Chile se vuelve Violeta

Violeta Parra decía que ni la décima parte de los chilenos reconoce su folclore. “Así que tengo que estar batallando casi puerta por puerta, ventana por ventana”. Esa fue la misión que se autoimpuso: rescatar la música popular del mundo rural, cuyo destino parecía estar irremediablemente ligado al olvido.

De Violeta se sabe mucho. Se sabe de la pobreza que marcó a su familia, se sabe que estuvo ligada con la música desde chica, que de grande recorrió gran parte del país, que tuvo éxito en el extranjero y en Chile, aunque eso poco le importaba. Se sabe que fue una mujer creadora, versátil, así como también una mujer marcada por el sufrimiento.

Reconocerla como una de las artistas más auténticas del país es innegable. De hecho, se plantea como una verdad instalada, alejada de todo cuestionamiento. Y precisamente eso tomará más fuerza este año, cuando se cumplen cien años de su natalicio, 50 de su muerte y ahora último un nuevo hito: el fallecimiento de su hijo Ángel Parra.

La parrilla programática de la institución cultural ofrecerá 350 actividades en torno a ella: desde exposiciones hasta coloquios, documentales y homenajes musicales. Todo en la sintonía de rendir pleitesía al mutifacético legado que dejó, pero olvidando, tal vez, la esencia misma de su incansable propósito. Y el próximo año, cuando no haya un número redondo para recordarla, otro artista será el protagonista de múltiples eventos desarrollados por aquellas fuerzas que administran lo simbólico, atendiendo siempre a la coyuntura.

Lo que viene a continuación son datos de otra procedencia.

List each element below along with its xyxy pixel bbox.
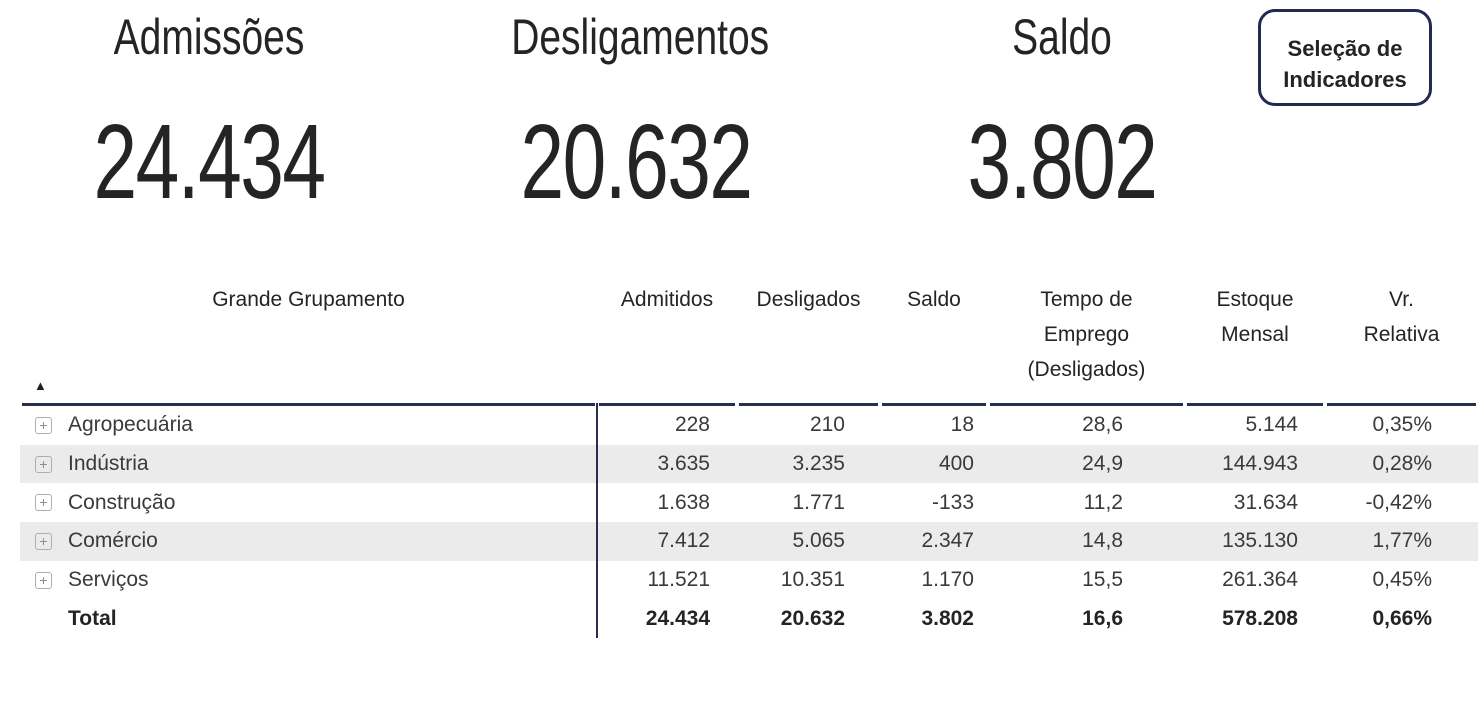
cell-vr-relativa: 1,77% [1372, 529, 1432, 553]
kpi-value-admissoes: 24.434 [93, 103, 326, 221]
kpi-label-desligamentos: Desligamentos [511, 9, 770, 65]
header-separator [20, 403, 1478, 406]
cell-estoque: 5.144 [1245, 413, 1298, 437]
table-row-construcao[interactable]: + Construção 1.638 1.771 -133 11,2 31.63… [20, 483, 1478, 522]
cell-admitidos: 7.412 [657, 529, 710, 553]
cell-estoque: 135.130 [1222, 529, 1298, 553]
expand-icon[interactable]: + [35, 455, 52, 473]
cell-admitidos: 1.638 [657, 490, 710, 514]
total-label: Total [68, 606, 117, 630]
grande-grupamento-table: Grande Grupamento Admitidos Desligados S… [20, 270, 1478, 638]
matrix-visual: ▲ Grande Grupamento Admitidos Desligados… [20, 270, 1478, 638]
kpi-card-desligamentos: Desligamentos 20.632 [476, 0, 796, 223]
total-admitidos: 24.434 [645, 606, 710, 630]
total-estoque: 578.208 [1222, 606, 1298, 630]
expand-icon[interactable]: + [35, 532, 52, 550]
total-vr-relativa: 0,66% [1372, 606, 1432, 630]
kpi-value-desligamentos: 20.632 [520, 103, 753, 221]
total-tempo: 16,6 [1082, 606, 1123, 630]
kpi-value-saldo: 3.802 [967, 103, 1158, 221]
table-row-total: Total 24.434 20.632 3.802 16,6 578.208 0… [20, 599, 1478, 638]
cell-vr-relativa: -0,42% [1365, 490, 1432, 514]
cell-tempo: 28,6 [1082, 413, 1123, 437]
row-label: Indústria [68, 452, 149, 476]
cell-vr-relativa: 0,28% [1372, 452, 1432, 476]
row-label: Agropecuária [68, 413, 193, 437]
expand-icon[interactable]: + [35, 416, 52, 434]
column-header-saldo[interactable]: Saldo [907, 288, 961, 311]
column-header-admitidos[interactable]: Admitidos [620, 288, 714, 311]
cell-saldo: 18 [950, 413, 974, 437]
cell-tempo: 11,2 [1083, 490, 1123, 514]
column-header-grande-grupamento[interactable]: Grande Grupamento [212, 288, 405, 311]
cell-saldo: 2.347 [921, 529, 974, 553]
row-label: Construção [68, 490, 176, 514]
expand-icon[interactable]: + [35, 571, 52, 589]
cell-saldo: -133 [931, 490, 974, 514]
cell-vr-relativa: 0,45% [1372, 568, 1432, 592]
column-divider-line [596, 403, 598, 638]
cell-admitidos: 3.635 [657, 452, 710, 476]
cell-desligados: 10.351 [780, 568, 845, 592]
kpi-card-saldo: Saldo 3.802 [902, 0, 1222, 223]
selecao-de-indicadores-button[interactable]: Seleção de Indicadores [1258, 9, 1432, 106]
kpi-label-saldo: Saldo [1012, 9, 1112, 65]
row-label: Comércio [68, 529, 158, 553]
column-header-vr-relativa[interactable]: Vr. Relativa [1363, 288, 1440, 346]
cell-admitidos: 228 [674, 413, 710, 437]
cell-admitidos: 11.521 [647, 568, 710, 592]
cell-estoque: 144.943 [1222, 452, 1298, 476]
expand-icon[interactable]: + [35, 494, 52, 512]
cell-vr-relativa: 0,35% [1372, 413, 1432, 437]
cell-estoque: 31.634 [1233, 490, 1298, 514]
column-header-tempo-de-emprego[interactable]: Tempo de Emprego (Desligados) [1027, 288, 1146, 381]
total-saldo: 3.802 [921, 606, 974, 630]
column-header-desligados[interactable]: Desligados [756, 288, 861, 311]
cell-estoque: 261.364 [1222, 568, 1298, 592]
cell-tempo: 15,5 [1082, 568, 1123, 592]
sort-ascending-icon[interactable]: ▲ [34, 378, 47, 393]
cell-saldo: 1.170 [921, 568, 974, 592]
cell-desligados: 5.065 [792, 529, 845, 553]
kpi-label-admissoes: Admissões [113, 9, 305, 65]
table-row-agropecuaria[interactable]: + Agropecuária 228 210 18 28,6 5.144 0,3… [20, 406, 1478, 445]
table-row-industria[interactable]: + Indústria 3.635 3.235 400 24,9 144.943… [20, 444, 1478, 484]
cell-saldo: 400 [938, 452, 974, 476]
cell-desligados: 3.235 [792, 452, 845, 476]
cell-tempo: 14,8 [1082, 529, 1123, 553]
cell-desligados: 210 [809, 413, 845, 437]
cell-tempo: 24,9 [1082, 452, 1123, 476]
kpi-card-admissoes: Admissões 24.434 [49, 0, 369, 223]
table-row-servicos[interactable]: + Serviços 11.521 10.351 1.170 15,5 261.… [20, 561, 1478, 600]
table-header-row: Grande Grupamento Admitidos Desligados S… [20, 270, 1478, 403]
total-desligados: 20.632 [780, 606, 845, 630]
cell-desligados: 1.771 [792, 490, 845, 514]
column-header-estoque-mensal[interactable]: Estoque Mensal [1216, 288, 1294, 346]
table-row-comercio[interactable]: + Comércio 7.412 5.065 2.347 14,8 135.13… [20, 522, 1478, 561]
row-label: Serviços [68, 568, 149, 592]
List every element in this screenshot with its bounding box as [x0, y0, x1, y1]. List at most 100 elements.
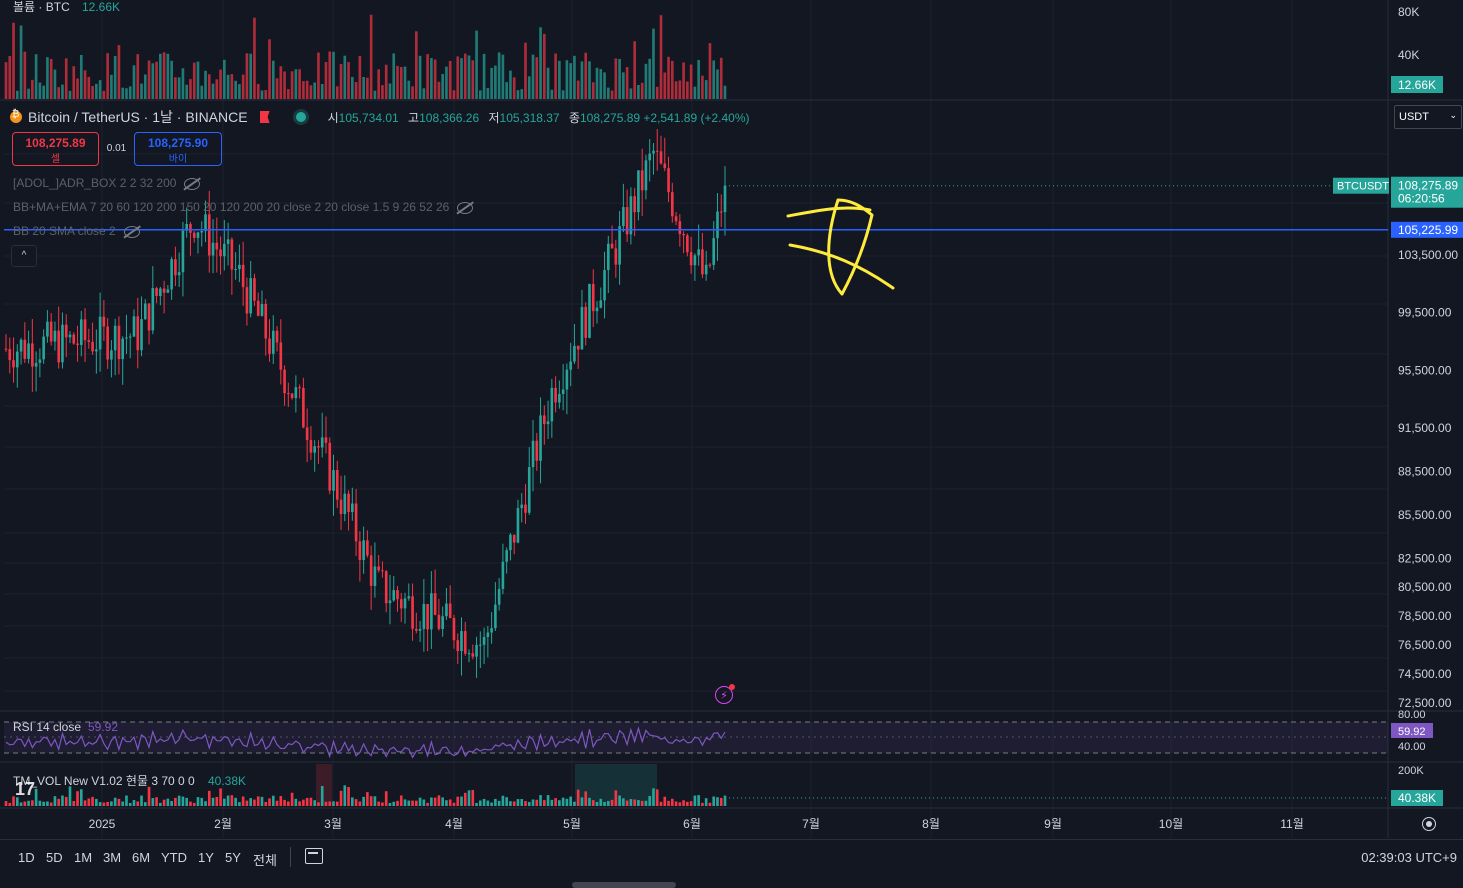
volume-bar [226, 74, 230, 99]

Figuras del ámbito cultural plantean que Violeta está más viva que nunca. Cierto, parcialmente. A nivel escolar se aprende su obra, el profesor de música obliga  a sus alumnos a cantar Gracias a la vida y se cumple con saber quién fue, aunque nadie entiende muy bien nada. Violeta Parra en la malla curricular: check. Se trata de aproximaciones tangenciales que rozan, apenas, las superficies porque lo que realmente falta es analizarlo por capas, examinarlo desde la profundidad y hacer enlaces entre su herencia con lo contemporáneo.

Apreciar solo la riqueza estética de sus arpilleras, canciones y pinturas sería reducir el discurso crítico de la cantautora, quien luchó por resignificar los espacios culturales fuera del ámbito académico. Creadora de un lenguaje propio, catalogada de adelantada para su época, Violeta Parra era dueña de un talento ilimitado. Y probablemente nunca estuvo entre sus planes encapsular ese talento en exposiciones, en museos, sino ofrecerlo como un bien público que contribuyera a la discusión de la realidad social.